After the 90 seconds it took for the program to write the essay, we as a class examined it. I asked the students what was missing from the essay. One student noted that it was missing citations. Another student pointed out that the Chatbot was unwilling to take a side on whose death was better. A third student commented that I provided more reasons for Socrates’ guilty verdict than the Chatbot offered. This made the student ask: “Who is right, the instructor or the computer?” I reminded him that I was still the one grading the paper. Finally, after mentioning other insights, a senior raised her hand and said, “It’s missing me. The essay is missing my voice.” Bingo! She saw through the problem. The essay did not sound or argue like her because it was not her.
Maybe it is good that AI does not include us. In Genesis 1, God calls humanity to be fruitful and multiply and fill the entire earth. Instead of obeying God, we learn in Genesis 11 that humanity does not want to scatter across the earth. Their solution is to build such a tall tower that they will reach the heavens, make a name for themselves, and thus have no need to listen to God. The irony is that their great tower was so insignificant that God had to come down simply to see what they were building. Once there, God confused their language so that they would have to scatter across the earth.
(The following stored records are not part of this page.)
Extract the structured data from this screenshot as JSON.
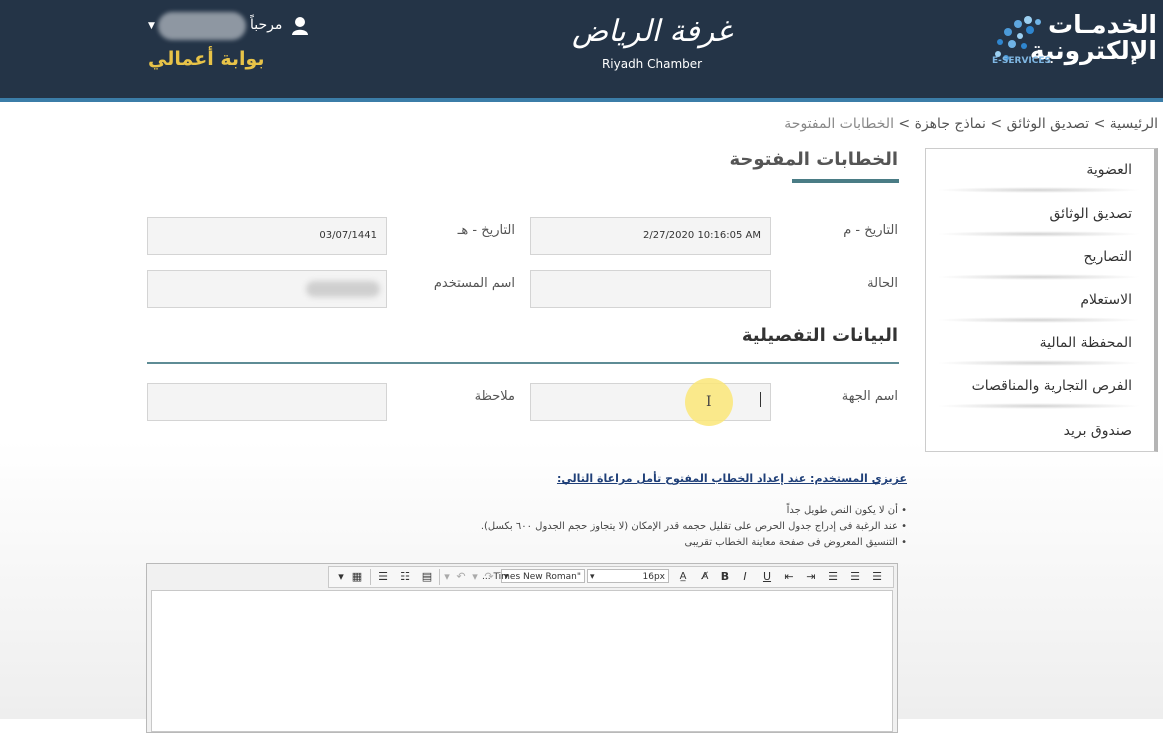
{
  "header": {
    "eservices_title_line1": "الخدمـات",
    "eservices_title_line2": "الإلكترونية",
    "eservices_sub": "E-SERVICES",
    "chamber_ar": "غرفة الرياض",
    "chamber_en": "Riyadh Chamber",
    "welcome": "مرحباً",
    "portal": "بوابة أعمالي"
  },
  "breadcrumb": {
    "home": "الرئيسية",
    "sep1": " > ",
    "docs": "تصديق الوثائق",
    "sep2": " > ",
    "templates": "نماذج جاهزة",
    "sep3": " > ",
    "current": "الخطابات المفتوحة"
  },
  "sidebar": {
    "items": [
      {
        "label": "العضوية"
      },
      {
        "label": "تصديق الوثائق"
      },
      {
        "label": "التصاريح"
      },
      {
        "label": "الاستعلام"
      },
      {
        "label": "المحفظة المالية"
      },
      {
        "label": "الفرص التجارية والمناقصات"
      },
      {
        "label": "صندوق بريد"
      }
    ]
  },
  "form": {
    "title": "الخطابات المفتوحة",
    "date_g_label": "التاريخ - م",
    "date_g_value": "2/27/2020 10:16:05 AM",
    "date_h_label": "التاريخ - هـ",
    "date_h_value": "03/07/1441",
    "status_label": "الحالة",
    "status_value": "",
    "username_label": "اسم المستخدم",
    "details_title": "البيانات التفصيلية",
    "entity_label": "اسم الجهة",
    "entity_value": "",
    "note_label": "ملاحظة",
    "note_value": ""
  },
  "notes": {
    "title": "عزيزي المستخدم: عند إعداد الخطاب المفتوح تأمل مراعاة التالي:",
    "items": [
      "• أن لا يكون النص طويل جداً",
      "• عند الرغبة فى إدراج جدول الحرص على تقليل حجمه قدر الإمكان (لا يتجاوز حجم الجدول ٦٠٠ بكسل).",
      "• التنسيق المعروض فى صفحة معاينة الخطاب تقريبى"
    ]
  },
  "editor": {
    "font_name": "\"Times New Roman ...",
    "font_size": "16px",
    "bold": "B",
    "italic": "I",
    "underline": "U"
  },
  "colors": {
    "header_bg": "#243447",
    "accent_line": "#3b7da8",
    "portal_gold": "#e8c348",
    "note_title": "#1f3f78"
  }
}
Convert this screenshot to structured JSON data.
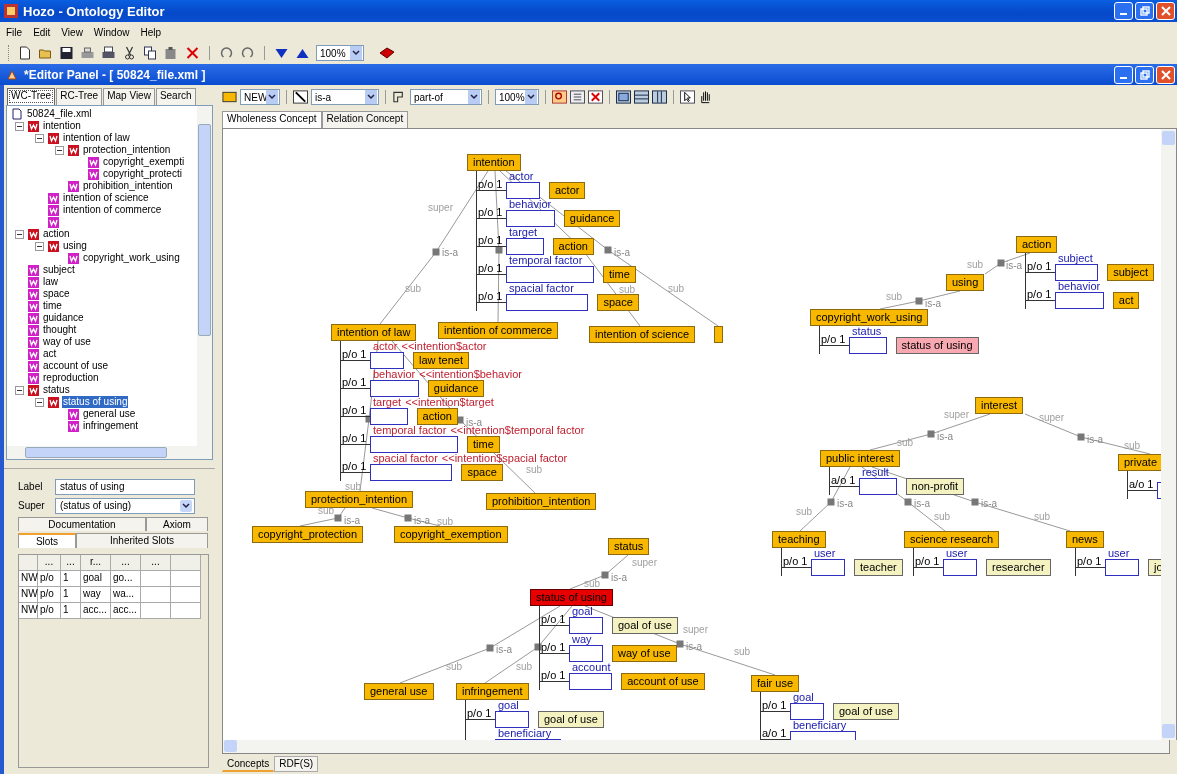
{
  "window": {
    "title": "Hozo - Ontology Editor"
  },
  "menu": [
    "File",
    "Edit",
    "View",
    "Window",
    "Help"
  ],
  "toolbar": {
    "zoom": "100%"
  },
  "panel": {
    "title": "*Editor Panel - [ 50824_file.xml ]"
  },
  "left_tabs": [
    {
      "label": "WC-Tree",
      "selected": true
    },
    {
      "label": "RC-Tree",
      "selected": false
    },
    {
      "label": "Map View",
      "selected": false
    },
    {
      "label": "Search",
      "selected": false
    }
  ],
  "tree": {
    "root": "50824_file.xml",
    "items": [
      {
        "label": "intention",
        "selected": false,
        "expanded": true,
        "children": [
          {
            "label": "intention of law",
            "selected": false,
            "expanded": true,
            "children": [
              {
                "label": "protection_intention",
                "selected": false,
                "expanded": true,
                "children": [
                  {
                    "label": "copyright_exempti",
                    "selected": false
                  },
                  {
                    "label": "copyright_protecti",
                    "selected": false
                  }
                ]
              },
              {
                "label": "prohibition_intention",
                "selected": false
              }
            ]
          },
          {
            "label": "intention of science",
            "selected": false
          },
          {
            "label": "intention of commerce",
            "selected": false
          },
          {
            "selected": false
          }
        ]
      },
      {
        "label": "action",
        "selected": false,
        "expanded": true,
        "children": [
          {
            "label": "using",
            "selected": false,
            "expanded": true,
            "children": [
              {
                "label": "copyright_work_using",
                "selected": false
              }
            ]
          }
        ]
      },
      {
        "label": "subject",
        "selected": false
      },
      {
        "label": "law",
        "selected": false
      },
      {
        "label": "space",
        "selected": false
      },
      {
        "label": "time",
        "selected": false
      },
      {
        "label": "guidance",
        "selected": false
      },
      {
        "label": "thought",
        "selected": false
      },
      {
        "label": "way of use",
        "selected": false
      },
      {
        "label": "act",
        "selected": false
      },
      {
        "label": "account of use",
        "selected": false
      },
      {
        "label": "reproduction",
        "selected": false
      },
      {
        "label": "status",
        "selected": false,
        "expanded": true,
        "children": [
          {
            "label": "status of using",
            "selected": true,
            "expanded": true,
            "children": [
              {
                "label": "general use",
                "selected": false
              },
              {
                "label": "infringement",
                "selected": false
              }
            ]
          }
        ]
      }
    ]
  },
  "label_field": {
    "label": "Label",
    "value": "status of using"
  },
  "super_field": {
    "label": "Super",
    "value": "(status of using)"
  },
  "detail_tabs": [
    [
      {
        "label": "Documentation",
        "selected": false
      },
      {
        "label": "Axiom",
        "selected": false
      }
    ],
    [
      {
        "label": "Slots",
        "selected": true
      },
      {
        "label": "Inherited Slots",
        "selected": false
      }
    ]
  ],
  "slots_table": {
    "columns": [
      "",
      "...",
      "...",
      "r...",
      "...",
      "..."
    ],
    "rows": [
      [
        "NW",
        "p/o",
        "1",
        "goal",
        "go..."
      ],
      [
        "NW",
        "p/o",
        "1",
        "way",
        "wa..."
      ],
      [
        "NW",
        "p/o",
        "1",
        "acc...",
        "acc..."
      ]
    ]
  },
  "editor_toolbar": {
    "node_type": "NEW",
    "link_type": "is-a",
    "part_type": "part-of",
    "zoom": "100%"
  },
  "canvas_tabs": [
    {
      "label": "Wholeness Concept",
      "selected": true
    },
    {
      "label": "Relation Concept",
      "selected": false
    }
  ],
  "diagram": {
    "nodes": [
      {
        "label": "intention",
        "selected": false,
        "slots": [
          {
            "prefix": "p/o 1",
            "role": "actor",
            "class": "actor",
            "kind": "concept"
          },
          {
            "prefix": "p/o 1",
            "role": "behavior",
            "class": "guidance",
            "kind": "concept"
          },
          {
            "prefix": "p/o 1",
            "role": "target",
            "class": "action",
            "kind": "concept"
          },
          {
            "prefix": "p/o 1",
            "role": "temporal factor",
            "class": "time",
            "kind": "concept"
          },
          {
            "prefix": "p/o 1",
            "role": "spacial factor",
            "class": "space",
            "kind": "concept"
          }
        ]
      },
      {
        "label": "action",
        "selected": false,
        "slots": [
          {
            "prefix": "p/o 1",
            "role": "subject",
            "class": "subject",
            "kind": "concept"
          },
          {
            "prefix": "p/o 1",
            "role": "behavior",
            "class": "act",
            "kind": "concept"
          }
        ]
      },
      {
        "label": "using",
        "selected": false
      },
      {
        "label": "copyright_work_using",
        "selected": false,
        "slots": [
          {
            "prefix": "p/o 1",
            "role": "status",
            "class": "status of using",
            "kind": "highlight"
          }
        ]
      },
      {
        "label": "intention of law",
        "selected": false,
        "slots": [
          {
            "prefix": "p/o 1",
            "role": "actor",
            "source": "<<intention$actor",
            "class": "law tenet",
            "kind": "concept"
          },
          {
            "prefix": "p/o 1",
            "role": "behavior",
            "source": "<<intention$behavior",
            "class": "guidance",
            "kind": "concept"
          },
          {
            "prefix": "p/o 1",
            "role": "target",
            "source": "<<intention$target",
            "class": "action",
            "kind": "concept"
          },
          {
            "prefix": "p/o 1",
            "role": "temporal factor",
            "source": "<<intention$temporal factor",
            "class": "time",
            "kind": "concept"
          },
          {
            "prefix": "p/o 1",
            "role": "spacial factor",
            "source": "<<intention$spacial factor",
            "class": "space",
            "kind": "concept"
          }
        ]
      },
      {
        "label": "intention of commerce",
        "selected": false
      },
      {
        "label": "intention of science",
        "selected": false
      },
      {
        "selected": false
      },
      {
        "label": "interest",
        "selected": false
      },
      {
        "label": "public interest",
        "selected": false,
        "slots": [
          {
            "prefix": "a/o 1",
            "role": "result",
            "class": "non-profit",
            "kind": "value"
          }
        ]
      },
      {
        "label": "private",
        "selected": false,
        "slots": [
          {
            "prefix": "a/o 1"
          }
        ]
      },
      {
        "label": "protection_intention",
        "selected": false
      },
      {
        "label": "prohibition_intention",
        "selected": false
      },
      {
        "label": "copyright_protection",
        "selected": false
      },
      {
        "label": "copyright_exemption",
        "selected": false
      },
      {
        "label": "status",
        "selected": false
      },
      {
        "label": "teaching",
        "selected": false,
        "slots": [
          {
            "prefix": "p/o 1",
            "role": "user",
            "class": "teacher",
            "kind": "value"
          }
        ]
      },
      {
        "label": "science research",
        "selected": false,
        "slots": [
          {
            "prefix": "p/o 1",
            "role": "user",
            "class": "researcher",
            "kind": "value"
          }
        ]
      },
      {
        "label": "news",
        "selected": false,
        "slots": [
          {
            "prefix": "p/o 1",
            "role": "user",
            "class": "jo",
            "kind": "value"
          }
        ]
      },
      {
        "label": "status of using",
        "selected": true,
        "slots": [
          {
            "prefix": "p/o 1",
            "role": "goal",
            "class": "goal of use",
            "kind": "value"
          },
          {
            "prefix": "p/o 1",
            "role": "way",
            "class": "way of use",
            "kind": "concept"
          },
          {
            "prefix": "p/o 1",
            "role": "account",
            "class": "account of use",
            "kind": "concept"
          }
        ]
      },
      {
        "label": "general use",
        "selected": false
      },
      {
        "label": "infringement",
        "selected": false,
        "slots": [
          {
            "prefix": "p/o 1",
            "role": "goal",
            "class": "goal of use",
            "kind": "value"
          },
          {
            "role": "beneficiary"
          }
        ]
      },
      {
        "label": "fair use",
        "selected": false,
        "slots": [
          {
            "prefix": "p/o 1",
            "role": "goal",
            "class": "goal of use",
            "kind": "value"
          },
          {
            "prefix": "a/o 1",
            "role": "beneficiary"
          }
        ]
      }
    ],
    "links": [
      {
        "kind": "is-a",
        "label": "is-a",
        "sub": "sub",
        "super": "super"
      },
      {
        "kind": "is-a"
      },
      {
        "kind": "is-a",
        "sub": "sub"
      },
      {
        "kind": "is-a",
        "label": "is-a",
        "sub": "sub"
      },
      {
        "kind": "is-a",
        "sub": "sub"
      },
      {
        "kind": "is-a",
        "label": "is-a",
        "sub": "sub"
      },
      {
        "kind": "is-a",
        "label": "is-a",
        "sub": "sub"
      },
      {
        "kind": "is-a",
        "label": "is-a",
        "sub": "sub"
      },
      {
        "kind": "is-a",
        "label": "is-a",
        "sub": "sub"
      },
      {
        "kind": "is-a",
        "label": "is-a",
        "sub": "sub"
      },
      {
        "kind": "is-a",
        "label": "is-a",
        "sub": "sub",
        "super": "super"
      },
      {
        "kind": "is-a",
        "label": "is-a",
        "sub": "sub",
        "super": "super"
      },
      {
        "kind": "is-a",
        "label": "is-a",
        "sub": "sub"
      },
      {
        "kind": "is-a",
        "label": "is-a",
        "sub": "sub"
      },
      {
        "kind": "is-a",
        "label": "is-a",
        "sub": "sub"
      },
      {
        "kind": "is-a",
        "label": "is-a",
        "sub": "sub",
        "super": "super"
      },
      {
        "kind": "is-a",
        "label": "is-a",
        "sub": "sub"
      },
      {
        "kind": "is-a",
        "sub": "sub"
      },
      {
        "kind": "is-a",
        "label": "is-a",
        "sub": "sub",
        "super": "super"
      }
    ]
  },
  "bottom_tabs": [
    {
      "label": "Concepts",
      "selected": true
    },
    {
      "label": "RDF(S)",
      "selected": false
    }
  ]
}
Why did God do this? The late Rabbi Johnathan Sacks suggests, “When humans attempt to become more than human, they quickly become less than human.” History is filled with groups gathering together in the name of some ideology that leads to ruin: the slave trade, Nazi Germany, the killing fields in Southeast Asia, and much more. So maybe a technology, that is not human, could benefit others because it is not tainted by us.
If we are honest, AI has our fingerprints all over it. AI is basically a lot of math that runs algorithms to come up with solutions to questions. There are many beautiful potentials with this tool. We can better understand weather, transportation, disease, etc. Human lives will be saved because of AI. But there are a lot of potential problems with this tool because of what humans tend to do, namely: build towers that take life instead of promote life. The key is what we do with this tool. If we use it for good, it will be a good tool. If we use it for bad, it will be a bad tool.
The good news for us is that no matter how we use AI, God remains on the throne. Just as God had to dismantle a tower, God is not finished dismantling the sin. Let us remember Joseph’s words to his brothers: “Even though you intended to do harm to me, God intended it for good, in order to preserve a numerous people, as he is doing today” (Gen 50:20).
When we gather together in Christ, we need look no further than the cross to be reminded of this truth. AI is many things, but it is not God. For that we should give thanks.